Gareth Williams, Vice President – Secure Communications & Information Systems, Thales UK, speaks about risk management and fraud detection, outlining what enterprises, particularly in the financial sector, can do to encrypt their customer and employee data.
With increasing automation and digitalisation, Critical National Infrastructure continues to be a key target for hackers. In fact, a report by the Ponemon Institute in 2019, highlighted the severity of the problem; finding that nine in 10 (90%) of critical infrastructure providers in the US, UK, Germany, Australia, Mexico and Japan had fallen victim to a cyberattack in the past two years. What’s more, two thirds (62%) revealed they had been hit by multiple attacks.
Since the launch of the world’s first digital weapon, Stuxnet, a computer worm which reportedly ruined almost one-fifth of Iran’s nuclear centrifuges in 2010, energy companies have been on standby. And with good reason. Over the past two decades, the extremely sophisticated worm has, with the help of cybercriminals, mutated and spread into other industrial and energy-producing facilities, and in 2017 managed to bring down the Ukrainian power grid.
While these high-profile attacks on Critical National Infrastructure have caused many to tighten their cybersecurity practices, the National Cybersecurity Centre still has a fight on its hands to safeguard the energy industry. Cyberthreats are continuing to climb in a new, rapidly changing security landscape, probing new vulnerabilities and looking to exploit global issues such as the COVID-19 pandemic.
Exploiting a crisis
COVID-19 has opened up a myriad of opportunities for cybercriminals, and it’s clear they’re hoping to capitalise on public fear. Whether it’s playing on people’s concerns about the virus through phishing schemes, launching ransomware take-overs of hospital systems or using malware disguised as alerts about a vaccine, hackers are preying on people’s vulnerabilities, as well as their cybersecurity measures. The National Cybersecurity Centre says there’s been an increase in phishing attempts through text messages, pretending to be from ‘COVID’ and ‘UKGOV’, calling for financial payments to battle the pandemic.
The pandemic has placed even more pressure on the energy sector, increasingly under attack by cybercriminals using a range of different methods to capitalise on businesses operating remotely. Whether it’s for financial gain, data hoarding or espionage, hackers are hoping to disrupt and damage the UK.
Since the outbreak, additional cybersecurity has been installed around Government infrastructure, but it’s tough to manage infrastructure, such as power grids, remotely. To mitigate this, the National Grid has invested heavily in onboarding new security partners whose products help enterprises keep data secure and ward off hackers.
As cyberattacks continue to rise, it is imperative that we locate and identify weaknesses around Critical National Infrastructure – and implement solutions including tougher cybersecurity – before it’s too late. The consequences of failing to act range beyond disruption of networks and compromised information – there is a very real risk to human life. With hackers now able to infiltrate and shutdown systems that support critical facilities, such as the electrical grid, failure to implement adequate security measures could be life threatening.

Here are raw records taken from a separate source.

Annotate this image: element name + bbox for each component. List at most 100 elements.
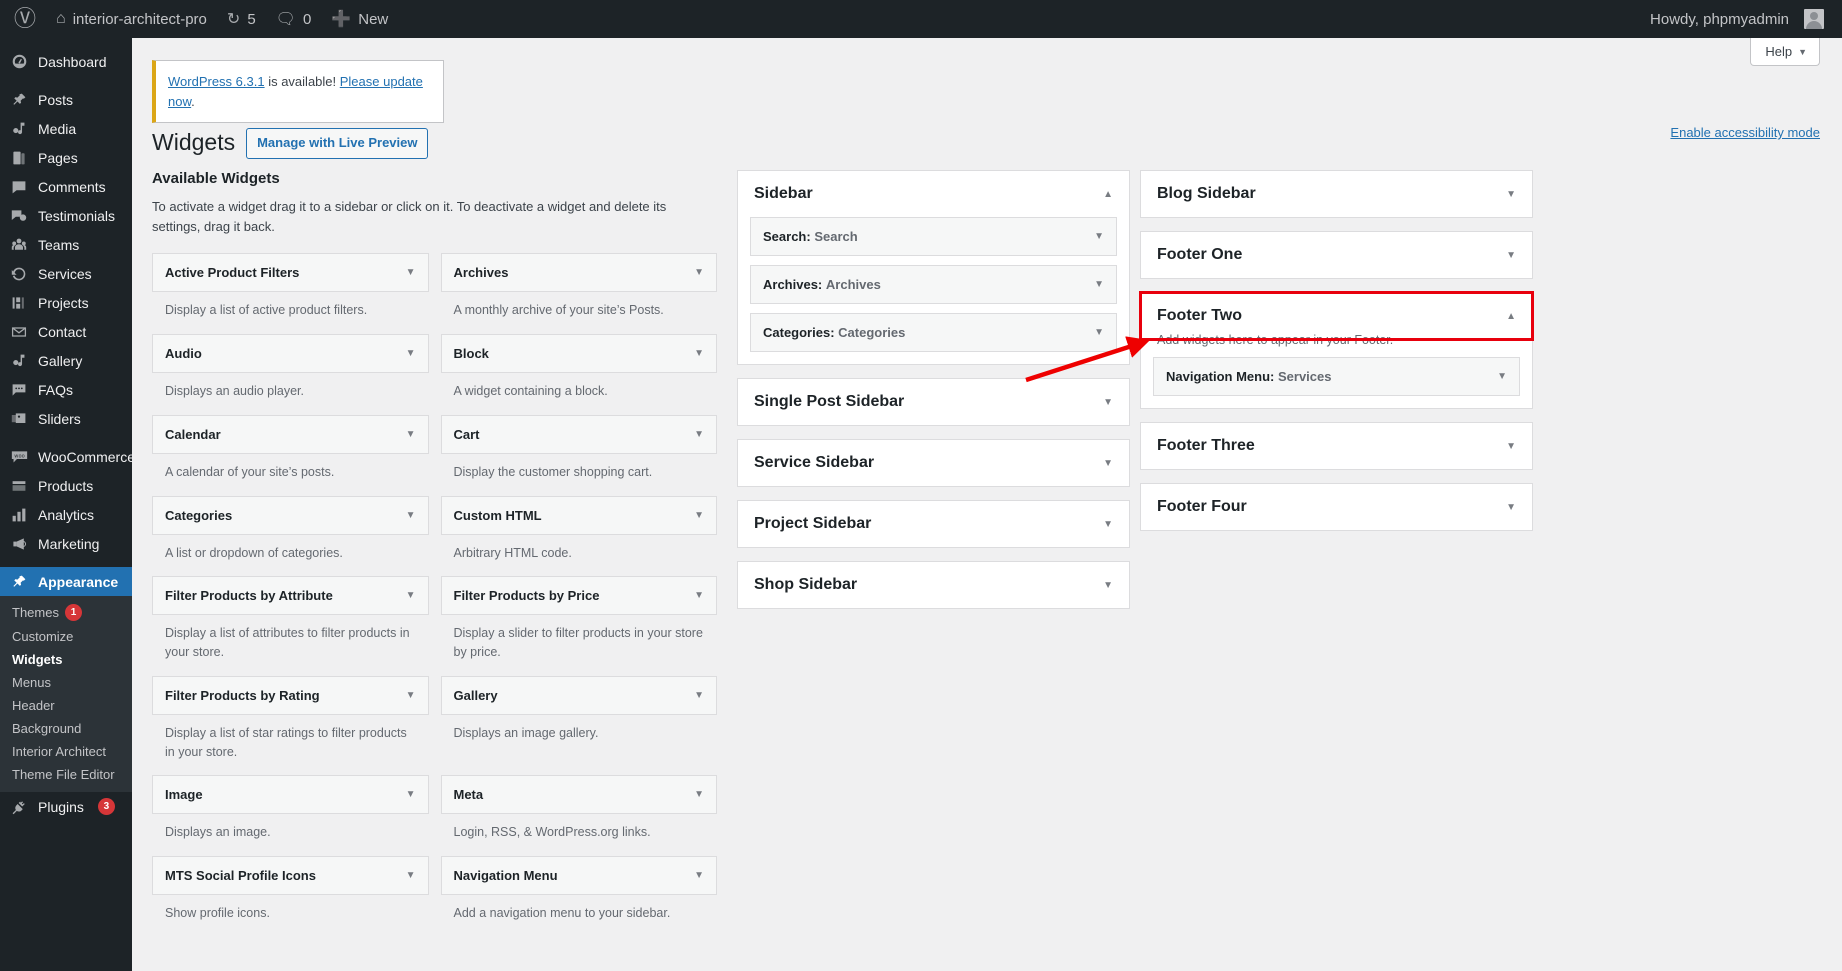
sidebar-panel-header[interactable]: Single Post Sidebar ▼ bbox=[738, 379, 1129, 425]
submenu-item-theme-file-editor[interactable]: Theme File Editor bbox=[0, 763, 132, 786]
sidebar-item-dashboard[interactable]: Dashboard bbox=[0, 47, 132, 76]
chevron-down-icon[interactable]: ▼ bbox=[694, 870, 704, 881]
chevron-down-icon[interactable]: ▼ bbox=[1103, 519, 1113, 530]
available-widget-box[interactable]: Cart ▼ bbox=[440, 414, 717, 454]
available-widget-box[interactable]: MTS Social Profile Icons ▼ bbox=[152, 856, 429, 896]
comments-link[interactable]: 🗨 0 bbox=[266, 0, 322, 38]
sidebar-item-contact[interactable]: Contact bbox=[0, 317, 132, 346]
wordpress-version-link[interactable]: WordPress 6.3.1 bbox=[168, 74, 265, 89]
submenu-item-customize[interactable]: Customize bbox=[0, 625, 132, 648]
sidebar-item-appearance[interactable]: Appearance bbox=[0, 567, 132, 596]
chevron-down-icon[interactable]: ▼ bbox=[406, 348, 416, 359]
chevron-down-icon[interactable]: ▼ bbox=[1103, 397, 1113, 408]
available-widget-box[interactable]: Block ▼ bbox=[440, 334, 717, 374]
sidebar-item-testimonials[interactable]: Testimonials bbox=[0, 201, 132, 230]
available-widget-box[interactable]: Categories ▼ bbox=[152, 495, 429, 535]
available-widget-box[interactable]: Gallery ▼ bbox=[440, 675, 717, 715]
available-widget-box[interactable]: Filter Products by Price ▼ bbox=[440, 576, 717, 616]
new-content-link[interactable]: ➕ New bbox=[321, 0, 398, 38]
sidebar-panel-header[interactable]: Footer One ▼ bbox=[1141, 232, 1532, 278]
sidebar-item-projects[interactable]: Projects bbox=[0, 288, 132, 317]
sidebar-item-marketing[interactable]: Marketing bbox=[0, 529, 132, 558]
help-toggle-button[interactable]: Help ▼ bbox=[1750, 38, 1820, 66]
available-widget-box[interactable]: Image ▼ bbox=[152, 775, 429, 815]
chevron-down-icon[interactable]: ▼ bbox=[694, 690, 704, 701]
chevron-down-icon[interactable]: ▼ bbox=[406, 789, 416, 800]
sidebar-panel-header[interactable]: Footer Two ▲ bbox=[1139, 291, 1534, 341]
chevron-down-icon[interactable]: ▼ bbox=[1103, 458, 1113, 469]
chevron-down-icon[interactable]: ▼ bbox=[694, 510, 704, 521]
sidebar-item-services[interactable]: Services bbox=[0, 259, 132, 288]
sidebar-panel-header[interactable]: Blog Sidebar ▼ bbox=[1141, 171, 1532, 217]
assigned-widget[interactable]: Archives: Archives ▼ bbox=[750, 265, 1117, 304]
available-widget-box[interactable]: Audio ▼ bbox=[152, 334, 429, 374]
sidebar-panel-header[interactable]: Project Sidebar ▼ bbox=[738, 501, 1129, 547]
sidebar-item-media[interactable]: Media bbox=[0, 114, 132, 143]
chevron-down-icon[interactable]: ▼ bbox=[1506, 189, 1516, 200]
chevron-down-icon[interactable]: ▼ bbox=[1506, 250, 1516, 261]
wordpress-logo-button[interactable]: Ⓥ bbox=[4, 0, 46, 38]
available-widget-box[interactable]: Active Product Filters ▼ bbox=[152, 253, 429, 293]
sidebar-item-sliders[interactable]: Sliders bbox=[0, 404, 132, 433]
chevron-down-icon[interactable]: ▼ bbox=[406, 429, 416, 440]
chevron-down-icon[interactable]: ▼ bbox=[1103, 580, 1113, 591]
chevron-down-icon[interactable]: ▼ bbox=[406, 510, 416, 521]
sidebar-panel-header[interactable]: Sidebar ▲ bbox=[738, 171, 1129, 217]
chevron-down-icon[interactable]: ▼ bbox=[1506, 502, 1516, 513]
available-widget-box[interactable]: Meta ▼ bbox=[440, 775, 717, 815]
sidebar-item-products[interactable]: Products bbox=[0, 471, 132, 500]
submenu-item-background[interactable]: Background bbox=[0, 717, 132, 740]
chevron-down-icon[interactable]: ▼ bbox=[1497, 371, 1507, 382]
sidebar-item-posts[interactable]: Posts bbox=[0, 85, 132, 114]
sidebar-panel-header[interactable]: Service Sidebar ▼ bbox=[738, 440, 1129, 486]
chevron-down-icon[interactable]: ▼ bbox=[406, 870, 416, 881]
sidebar-item-label: Posts bbox=[38, 91, 74, 108]
chevron-up-icon[interactable]: ▲ bbox=[1103, 189, 1113, 200]
submenu-item-themes[interactable]: Themes 1 bbox=[0, 600, 132, 625]
chevron-down-icon[interactable]: ▼ bbox=[694, 590, 704, 601]
chevron-down-icon[interactable]: ▼ bbox=[694, 348, 704, 359]
chevron-down-icon[interactable]: ▼ bbox=[1094, 231, 1104, 242]
chevron-down-icon[interactable]: ▼ bbox=[1094, 327, 1104, 338]
chevron-down-icon[interactable]: ▼ bbox=[1094, 279, 1104, 290]
sidebar-item-label: Dashboard bbox=[38, 53, 107, 70]
sidebar-item-faqs[interactable]: FAQs bbox=[0, 375, 132, 404]
submenu-item-header[interactable]: Header bbox=[0, 694, 132, 717]
assigned-widget[interactable]: Search: Search ▼ bbox=[750, 217, 1117, 256]
updates-link[interactable]: ↻ 5 bbox=[217, 0, 266, 38]
available-widget-box[interactable]: Filter Products by Rating ▼ bbox=[152, 675, 429, 715]
submenu-item-menus[interactable]: Menus bbox=[0, 671, 132, 694]
chevron-down-icon[interactable]: ▼ bbox=[694, 429, 704, 440]
sidebar-panel-header[interactable]: Footer Three ▼ bbox=[1141, 423, 1532, 469]
chevron-down-icon[interactable]: ▼ bbox=[694, 789, 704, 800]
sidebar-item-teams[interactable]: Teams bbox=[0, 230, 132, 259]
enable-accessibility-mode-link[interactable]: Enable accessibility mode bbox=[1670, 125, 1820, 140]
sidebar-item-plugins[interactable]: Plugins 3 bbox=[0, 792, 132, 821]
sidebar-panel-header[interactable]: Footer Four ▼ bbox=[1141, 484, 1532, 530]
manage-with-live-preview-button[interactable]: Manage with Live Preview bbox=[246, 128, 429, 159]
available-widget-box[interactable]: Navigation Menu ▼ bbox=[440, 856, 717, 896]
sidebar-item-comments[interactable]: Comments bbox=[0, 172, 132, 201]
available-widget-box[interactable]: Custom HTML ▼ bbox=[440, 495, 717, 535]
chevron-down-icon[interactable]: ▼ bbox=[694, 267, 704, 278]
submenu-item-widgets[interactable]: Widgets bbox=[0, 648, 132, 671]
chevron-down-icon[interactable]: ▼ bbox=[1506, 441, 1516, 452]
available-widget-box[interactable]: Archives ▼ bbox=[440, 253, 717, 293]
assigned-widget[interactable]: Navigation Menu: Services ▼ bbox=[1153, 357, 1520, 396]
chevron-up-icon[interactable]: ▲ bbox=[1506, 311, 1516, 322]
submenu-item-interior-architect[interactable]: Interior Architect bbox=[0, 740, 132, 763]
my-account-link[interactable]: Howdy, phpmyadmin bbox=[1640, 0, 1834, 38]
sidebar-panel-header[interactable]: Shop Sidebar ▼ bbox=[738, 562, 1129, 608]
site-name-link[interactable]: ⌂ interior-architect-pro bbox=[46, 0, 217, 38]
sidebar-item-pages[interactable]: Pages bbox=[0, 143, 132, 172]
available-widget-box[interactable]: Calendar ▼ bbox=[152, 414, 429, 454]
chevron-down-icon[interactable]: ▼ bbox=[406, 590, 416, 601]
available-widget-box[interactable]: Filter Products by Attribute ▼ bbox=[152, 576, 429, 616]
assigned-widget[interactable]: Categories: Categories ▼ bbox=[750, 313, 1117, 352]
available-widgets-grid: Active Product Filters ▼ Display a list of… bbox=[152, 253, 717, 937]
sidebar-item-gallery[interactable]: Gallery bbox=[0, 346, 132, 375]
chevron-down-icon[interactable]: ▼ bbox=[406, 690, 416, 701]
sidebar-item-woocommerce[interactable]: woo WooCommerce bbox=[0, 442, 132, 471]
sidebar-item-analytics[interactable]: Analytics bbox=[0, 500, 132, 529]
chevron-down-icon[interactable]: ▼ bbox=[406, 267, 416, 278]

Bringing operational technology online
While the pandemic has accelerated the integration of remotely controlled and connected operational technology (OT) systems within the energy sector, this increased online migration has opened up whole new attack vectors that few companies are prepared for. OT systems that were once separated from the Internet by an air gap, now communicate and interact with newer IT systems, enabling cybercriminals to pivot into non-connected devices via the breached IT system or control.
Bringing decades old systems – that were not designed for the Internet – into the IT sphere or linking them to connected technologies which can be accessed remotely, is a risky game. If not done right, this can leave businesses vulnerable to machines being taken down by hackers or used to break into the company’s wider network. In fact, it was through a viscous malware that hackers launched the BlackEnergy3 attack – again on Ukraine’s electricity grid. Beginning with a ‘spear-phishing campaign’, criminals were able to gain access to IT infrastructure before pivoting across to the HMIs.
The point where physical security meets cybersecurity
As the line between connected and non-connected systems becomes increasingly blurred, a more integrated security approach is needed to protect Critical National Infrastructure at risk from constantly evolving threats in cyberspace. It is important to look at OT and IT as two separate entities that require different levels of security and ensure that infrastructure is prepared for the next inevitable cyberattack.
The future lies in resilience. It’s much more than just patching up OT systems to make them secure. To ensure that these critical systems aren’t constantly held to ransom or brought down by hackers, there needs to be a change our attitude. If we hope to become unbreakable amidst the increasing complexity of a global pandemic, we must be prepared and armed against the growing risks.